- Siler Location within Kentucky Siler Location within the United States
- Coordinates: 36°41′40″N 83°57′32″W﻿ / ﻿36.69444°N 83.95889°W
- Country: United States
- State: Kentucky
- County: Whitley
- Elevation: 978 ft (298 m)

Population (2020)
- • Total: 443
- Time zone: UTC-5 (Eastern (EST))
- • Summer (DST): UTC-4 (EDT)
- ZIP code: 40763
- Area code: 606
- GNIS feature ID: 503497

= Siler, Whitley County, Kentucky =

Unincorporated community in Kentucky, United States

Siler is an unincorporated community in Whitley County, Kentucky, United States. The community is located along Kentucky Route 92 11.6 mi east-southeast of Williamsburg. Siler has a post office with ZIP code 40763, which opened on October 5, 1904. It is located within the Bell, Knox, and Whitley tri-county area.

== History ==
The community was established in the late 19th century, likely taking its name from a local family of early settlers. Its development was tied to the broader expansion of rural settlements throughout southeastern Kentucky during that period.

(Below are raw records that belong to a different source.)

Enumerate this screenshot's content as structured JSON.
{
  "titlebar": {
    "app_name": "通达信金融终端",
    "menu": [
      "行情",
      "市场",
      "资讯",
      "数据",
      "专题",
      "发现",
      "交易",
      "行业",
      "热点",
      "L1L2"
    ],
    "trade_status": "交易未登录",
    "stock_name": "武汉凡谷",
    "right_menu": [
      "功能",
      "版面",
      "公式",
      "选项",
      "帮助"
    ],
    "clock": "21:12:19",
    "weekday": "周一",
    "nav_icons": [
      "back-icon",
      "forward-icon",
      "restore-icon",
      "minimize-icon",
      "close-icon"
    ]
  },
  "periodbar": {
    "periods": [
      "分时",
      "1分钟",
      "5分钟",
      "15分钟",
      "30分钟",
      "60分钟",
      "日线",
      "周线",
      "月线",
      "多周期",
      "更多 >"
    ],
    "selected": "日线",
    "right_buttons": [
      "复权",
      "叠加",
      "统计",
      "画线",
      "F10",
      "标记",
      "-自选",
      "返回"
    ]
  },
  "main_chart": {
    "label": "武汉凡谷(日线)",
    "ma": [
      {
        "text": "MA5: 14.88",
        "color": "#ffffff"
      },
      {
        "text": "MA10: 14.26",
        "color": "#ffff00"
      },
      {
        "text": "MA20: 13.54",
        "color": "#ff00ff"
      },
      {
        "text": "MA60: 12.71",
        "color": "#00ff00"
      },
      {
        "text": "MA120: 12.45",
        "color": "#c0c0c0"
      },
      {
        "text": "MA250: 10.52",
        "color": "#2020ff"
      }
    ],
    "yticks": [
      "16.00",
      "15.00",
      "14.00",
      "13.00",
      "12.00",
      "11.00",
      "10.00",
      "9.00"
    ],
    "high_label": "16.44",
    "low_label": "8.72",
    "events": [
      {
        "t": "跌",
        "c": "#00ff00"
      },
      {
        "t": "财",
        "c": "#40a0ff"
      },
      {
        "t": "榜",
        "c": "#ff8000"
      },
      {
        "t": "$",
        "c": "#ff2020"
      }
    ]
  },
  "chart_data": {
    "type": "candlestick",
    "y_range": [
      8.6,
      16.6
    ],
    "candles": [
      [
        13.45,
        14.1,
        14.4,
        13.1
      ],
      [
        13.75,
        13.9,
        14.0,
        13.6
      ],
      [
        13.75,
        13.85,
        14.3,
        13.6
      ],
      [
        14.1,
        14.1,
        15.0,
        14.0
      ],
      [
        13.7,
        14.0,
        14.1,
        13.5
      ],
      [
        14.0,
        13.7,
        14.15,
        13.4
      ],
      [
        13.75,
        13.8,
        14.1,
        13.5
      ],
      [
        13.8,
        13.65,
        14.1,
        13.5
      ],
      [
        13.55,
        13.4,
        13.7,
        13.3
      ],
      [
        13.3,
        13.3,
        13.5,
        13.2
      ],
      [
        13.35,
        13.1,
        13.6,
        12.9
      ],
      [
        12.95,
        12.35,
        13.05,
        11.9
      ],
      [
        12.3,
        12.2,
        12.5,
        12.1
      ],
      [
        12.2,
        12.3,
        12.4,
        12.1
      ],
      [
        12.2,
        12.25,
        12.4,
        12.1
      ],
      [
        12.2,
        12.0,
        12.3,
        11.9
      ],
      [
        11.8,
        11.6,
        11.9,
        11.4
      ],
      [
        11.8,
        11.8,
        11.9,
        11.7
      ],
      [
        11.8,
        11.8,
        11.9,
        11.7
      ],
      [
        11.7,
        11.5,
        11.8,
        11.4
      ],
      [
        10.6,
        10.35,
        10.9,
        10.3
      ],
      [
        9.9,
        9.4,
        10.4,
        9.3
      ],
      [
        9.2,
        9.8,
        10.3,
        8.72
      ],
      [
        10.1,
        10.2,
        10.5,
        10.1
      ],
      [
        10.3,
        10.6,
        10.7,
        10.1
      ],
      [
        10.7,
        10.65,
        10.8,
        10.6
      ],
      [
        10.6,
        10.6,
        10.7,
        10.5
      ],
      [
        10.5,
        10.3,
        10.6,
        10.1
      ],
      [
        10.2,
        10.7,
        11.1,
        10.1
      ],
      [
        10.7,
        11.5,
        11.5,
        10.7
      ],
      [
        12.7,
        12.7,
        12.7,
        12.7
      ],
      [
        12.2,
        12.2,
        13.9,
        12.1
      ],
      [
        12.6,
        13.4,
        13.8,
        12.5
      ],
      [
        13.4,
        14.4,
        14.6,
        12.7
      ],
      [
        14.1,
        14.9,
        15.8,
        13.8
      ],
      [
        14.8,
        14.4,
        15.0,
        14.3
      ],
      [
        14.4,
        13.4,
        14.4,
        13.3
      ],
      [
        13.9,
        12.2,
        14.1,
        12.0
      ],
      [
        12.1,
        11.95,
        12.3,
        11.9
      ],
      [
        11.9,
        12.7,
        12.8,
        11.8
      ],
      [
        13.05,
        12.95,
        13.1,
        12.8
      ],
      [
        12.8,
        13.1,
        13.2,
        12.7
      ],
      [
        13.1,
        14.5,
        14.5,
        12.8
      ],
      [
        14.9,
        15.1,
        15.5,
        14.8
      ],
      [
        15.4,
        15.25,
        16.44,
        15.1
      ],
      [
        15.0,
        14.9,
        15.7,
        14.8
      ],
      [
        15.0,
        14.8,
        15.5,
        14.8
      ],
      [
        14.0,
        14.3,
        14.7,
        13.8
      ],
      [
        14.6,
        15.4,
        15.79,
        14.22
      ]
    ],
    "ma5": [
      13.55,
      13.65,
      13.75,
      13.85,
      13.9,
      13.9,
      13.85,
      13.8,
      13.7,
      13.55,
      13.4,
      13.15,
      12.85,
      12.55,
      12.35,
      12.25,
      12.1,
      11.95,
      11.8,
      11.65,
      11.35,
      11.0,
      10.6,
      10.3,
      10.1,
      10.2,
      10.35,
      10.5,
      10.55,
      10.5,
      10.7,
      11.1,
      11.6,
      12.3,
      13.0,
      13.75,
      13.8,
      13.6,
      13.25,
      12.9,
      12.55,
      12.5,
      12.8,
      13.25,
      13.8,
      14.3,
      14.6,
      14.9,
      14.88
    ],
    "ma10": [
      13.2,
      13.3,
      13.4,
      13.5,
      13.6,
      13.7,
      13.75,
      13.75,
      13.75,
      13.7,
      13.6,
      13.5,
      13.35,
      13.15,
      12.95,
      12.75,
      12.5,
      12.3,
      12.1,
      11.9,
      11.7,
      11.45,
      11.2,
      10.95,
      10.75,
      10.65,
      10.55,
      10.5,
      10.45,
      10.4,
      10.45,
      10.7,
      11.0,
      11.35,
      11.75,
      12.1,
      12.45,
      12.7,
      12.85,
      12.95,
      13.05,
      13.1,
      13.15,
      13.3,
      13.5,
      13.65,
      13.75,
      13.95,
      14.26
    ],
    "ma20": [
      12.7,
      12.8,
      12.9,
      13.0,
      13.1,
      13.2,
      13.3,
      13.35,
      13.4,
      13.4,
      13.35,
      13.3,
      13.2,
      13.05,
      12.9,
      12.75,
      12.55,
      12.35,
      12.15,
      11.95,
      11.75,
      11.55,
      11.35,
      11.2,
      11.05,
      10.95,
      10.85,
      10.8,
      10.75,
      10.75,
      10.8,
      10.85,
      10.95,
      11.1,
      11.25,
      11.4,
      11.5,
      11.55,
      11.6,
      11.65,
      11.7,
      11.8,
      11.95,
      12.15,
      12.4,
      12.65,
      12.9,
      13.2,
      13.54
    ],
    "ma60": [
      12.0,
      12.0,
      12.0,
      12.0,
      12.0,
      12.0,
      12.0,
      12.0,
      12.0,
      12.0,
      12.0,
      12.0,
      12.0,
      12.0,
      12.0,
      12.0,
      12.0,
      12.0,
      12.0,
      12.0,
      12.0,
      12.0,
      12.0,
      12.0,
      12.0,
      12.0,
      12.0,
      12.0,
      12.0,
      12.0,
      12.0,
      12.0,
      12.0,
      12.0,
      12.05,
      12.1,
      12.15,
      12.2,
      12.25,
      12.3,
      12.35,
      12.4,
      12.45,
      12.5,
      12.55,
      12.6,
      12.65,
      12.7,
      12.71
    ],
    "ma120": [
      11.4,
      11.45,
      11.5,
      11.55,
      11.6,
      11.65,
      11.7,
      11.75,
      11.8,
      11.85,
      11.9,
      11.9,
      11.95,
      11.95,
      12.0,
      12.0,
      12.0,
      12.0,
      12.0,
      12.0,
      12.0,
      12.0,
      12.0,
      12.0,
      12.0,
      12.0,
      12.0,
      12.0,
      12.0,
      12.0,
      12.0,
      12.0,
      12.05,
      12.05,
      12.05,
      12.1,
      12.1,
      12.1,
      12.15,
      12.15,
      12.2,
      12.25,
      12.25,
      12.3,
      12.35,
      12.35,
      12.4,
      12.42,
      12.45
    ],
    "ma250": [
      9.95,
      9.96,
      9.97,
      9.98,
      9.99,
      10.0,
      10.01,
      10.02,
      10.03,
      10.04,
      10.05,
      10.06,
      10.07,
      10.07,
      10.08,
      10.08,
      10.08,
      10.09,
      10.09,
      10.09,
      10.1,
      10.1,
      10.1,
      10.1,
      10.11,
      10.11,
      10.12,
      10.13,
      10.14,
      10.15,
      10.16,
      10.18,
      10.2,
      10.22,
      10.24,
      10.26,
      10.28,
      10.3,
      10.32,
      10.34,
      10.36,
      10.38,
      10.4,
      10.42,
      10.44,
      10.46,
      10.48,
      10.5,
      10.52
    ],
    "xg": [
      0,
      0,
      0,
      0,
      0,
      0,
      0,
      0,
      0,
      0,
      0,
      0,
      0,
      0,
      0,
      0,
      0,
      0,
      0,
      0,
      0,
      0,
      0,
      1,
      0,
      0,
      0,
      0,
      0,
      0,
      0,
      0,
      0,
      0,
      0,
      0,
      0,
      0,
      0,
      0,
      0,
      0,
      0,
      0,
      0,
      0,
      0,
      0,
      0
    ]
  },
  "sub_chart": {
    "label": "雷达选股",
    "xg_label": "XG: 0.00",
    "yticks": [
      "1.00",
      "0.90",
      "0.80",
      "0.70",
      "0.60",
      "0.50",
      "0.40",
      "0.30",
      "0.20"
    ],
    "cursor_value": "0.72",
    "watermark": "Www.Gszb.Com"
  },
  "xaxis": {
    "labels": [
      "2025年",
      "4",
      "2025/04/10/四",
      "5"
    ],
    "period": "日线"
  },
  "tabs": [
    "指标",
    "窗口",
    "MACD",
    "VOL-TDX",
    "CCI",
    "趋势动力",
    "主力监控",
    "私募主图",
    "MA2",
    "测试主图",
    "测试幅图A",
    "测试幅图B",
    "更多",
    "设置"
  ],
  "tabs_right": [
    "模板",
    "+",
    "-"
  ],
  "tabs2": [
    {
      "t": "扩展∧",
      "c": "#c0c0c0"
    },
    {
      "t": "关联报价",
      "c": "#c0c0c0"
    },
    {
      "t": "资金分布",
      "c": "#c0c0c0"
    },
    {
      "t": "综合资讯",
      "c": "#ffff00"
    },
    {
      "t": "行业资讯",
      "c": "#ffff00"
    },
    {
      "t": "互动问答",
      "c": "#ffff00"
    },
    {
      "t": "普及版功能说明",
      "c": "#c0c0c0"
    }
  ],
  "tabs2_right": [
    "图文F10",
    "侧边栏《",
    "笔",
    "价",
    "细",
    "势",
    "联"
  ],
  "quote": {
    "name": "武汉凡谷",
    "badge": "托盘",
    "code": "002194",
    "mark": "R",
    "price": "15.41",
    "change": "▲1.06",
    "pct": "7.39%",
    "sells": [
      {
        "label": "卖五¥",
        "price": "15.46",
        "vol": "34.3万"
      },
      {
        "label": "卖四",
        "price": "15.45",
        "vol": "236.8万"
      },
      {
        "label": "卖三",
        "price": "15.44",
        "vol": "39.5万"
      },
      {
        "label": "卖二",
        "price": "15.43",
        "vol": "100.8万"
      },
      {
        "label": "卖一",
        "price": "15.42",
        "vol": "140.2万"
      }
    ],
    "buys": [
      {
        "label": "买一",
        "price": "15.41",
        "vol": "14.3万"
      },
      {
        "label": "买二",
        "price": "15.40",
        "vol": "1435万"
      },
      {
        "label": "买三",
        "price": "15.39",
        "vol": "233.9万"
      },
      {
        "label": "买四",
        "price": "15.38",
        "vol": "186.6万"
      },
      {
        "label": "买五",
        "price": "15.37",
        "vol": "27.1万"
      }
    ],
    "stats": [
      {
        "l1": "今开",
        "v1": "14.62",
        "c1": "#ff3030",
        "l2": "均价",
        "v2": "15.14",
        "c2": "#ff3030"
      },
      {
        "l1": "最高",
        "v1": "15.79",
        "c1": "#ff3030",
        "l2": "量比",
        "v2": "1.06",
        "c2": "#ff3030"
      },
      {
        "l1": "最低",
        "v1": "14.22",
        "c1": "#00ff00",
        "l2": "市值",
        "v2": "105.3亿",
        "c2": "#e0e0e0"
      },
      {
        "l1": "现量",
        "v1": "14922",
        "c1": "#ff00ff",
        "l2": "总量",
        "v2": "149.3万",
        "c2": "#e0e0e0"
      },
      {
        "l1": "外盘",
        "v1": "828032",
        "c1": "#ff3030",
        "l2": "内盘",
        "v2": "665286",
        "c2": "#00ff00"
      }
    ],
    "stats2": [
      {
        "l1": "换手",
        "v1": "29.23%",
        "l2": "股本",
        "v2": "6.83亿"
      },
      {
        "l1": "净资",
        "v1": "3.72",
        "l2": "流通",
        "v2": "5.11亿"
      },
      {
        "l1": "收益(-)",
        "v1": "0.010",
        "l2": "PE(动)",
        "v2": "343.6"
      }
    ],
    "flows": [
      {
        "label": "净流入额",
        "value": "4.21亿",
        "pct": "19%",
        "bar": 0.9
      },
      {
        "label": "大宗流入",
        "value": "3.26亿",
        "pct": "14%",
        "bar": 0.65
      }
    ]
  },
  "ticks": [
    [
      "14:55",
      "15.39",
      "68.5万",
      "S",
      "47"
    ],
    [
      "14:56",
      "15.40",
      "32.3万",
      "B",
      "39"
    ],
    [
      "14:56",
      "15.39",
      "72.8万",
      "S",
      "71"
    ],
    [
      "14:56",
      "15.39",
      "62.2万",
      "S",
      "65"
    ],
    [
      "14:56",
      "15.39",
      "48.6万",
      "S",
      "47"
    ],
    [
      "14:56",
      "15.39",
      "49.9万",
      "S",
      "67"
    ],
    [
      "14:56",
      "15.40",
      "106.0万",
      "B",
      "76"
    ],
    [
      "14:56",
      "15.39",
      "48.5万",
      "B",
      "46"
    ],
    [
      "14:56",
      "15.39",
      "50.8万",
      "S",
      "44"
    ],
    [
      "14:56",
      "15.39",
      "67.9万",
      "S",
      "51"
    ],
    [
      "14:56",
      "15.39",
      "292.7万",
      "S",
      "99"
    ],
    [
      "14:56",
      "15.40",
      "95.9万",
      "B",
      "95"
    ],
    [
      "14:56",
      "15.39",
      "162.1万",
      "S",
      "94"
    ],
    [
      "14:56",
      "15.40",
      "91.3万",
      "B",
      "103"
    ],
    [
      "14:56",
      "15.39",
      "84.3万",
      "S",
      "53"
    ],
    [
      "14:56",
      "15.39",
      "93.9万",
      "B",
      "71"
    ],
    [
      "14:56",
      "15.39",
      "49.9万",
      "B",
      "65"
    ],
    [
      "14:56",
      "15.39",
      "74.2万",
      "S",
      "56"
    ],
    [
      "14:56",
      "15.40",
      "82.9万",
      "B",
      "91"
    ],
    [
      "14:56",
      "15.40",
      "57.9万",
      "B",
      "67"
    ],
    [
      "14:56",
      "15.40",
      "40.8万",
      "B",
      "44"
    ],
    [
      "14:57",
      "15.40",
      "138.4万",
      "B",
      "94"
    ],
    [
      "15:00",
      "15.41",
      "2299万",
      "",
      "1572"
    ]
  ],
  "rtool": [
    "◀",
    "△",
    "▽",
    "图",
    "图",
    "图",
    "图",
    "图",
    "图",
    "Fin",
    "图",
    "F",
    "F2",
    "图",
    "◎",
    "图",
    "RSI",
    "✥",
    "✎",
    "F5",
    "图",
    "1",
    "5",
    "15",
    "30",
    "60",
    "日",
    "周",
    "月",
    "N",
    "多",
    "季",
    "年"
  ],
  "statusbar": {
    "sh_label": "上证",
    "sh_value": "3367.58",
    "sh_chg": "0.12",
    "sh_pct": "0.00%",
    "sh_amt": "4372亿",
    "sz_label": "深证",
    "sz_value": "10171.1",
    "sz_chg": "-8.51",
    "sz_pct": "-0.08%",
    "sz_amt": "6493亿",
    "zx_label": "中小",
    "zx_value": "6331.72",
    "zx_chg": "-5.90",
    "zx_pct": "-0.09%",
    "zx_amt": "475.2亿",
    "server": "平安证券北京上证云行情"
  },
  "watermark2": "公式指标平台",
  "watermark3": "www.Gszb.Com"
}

In the early 20th century, Siler served as a small local hub supporting nearby coal operations in the region. While not a major mining center itself, the community provided housing and basic services for workers involved in coal extraction and transportation in surrounding areas. The establishment of a post office in 1904 marked Siler's emergence as a recognized settlement.

Throughout the mid-20th century, Siler remained a small, rural community, with its economy connected to agriculture and the declining coal industry. Today, it continues to exist as a quiet residential area within Whitley County.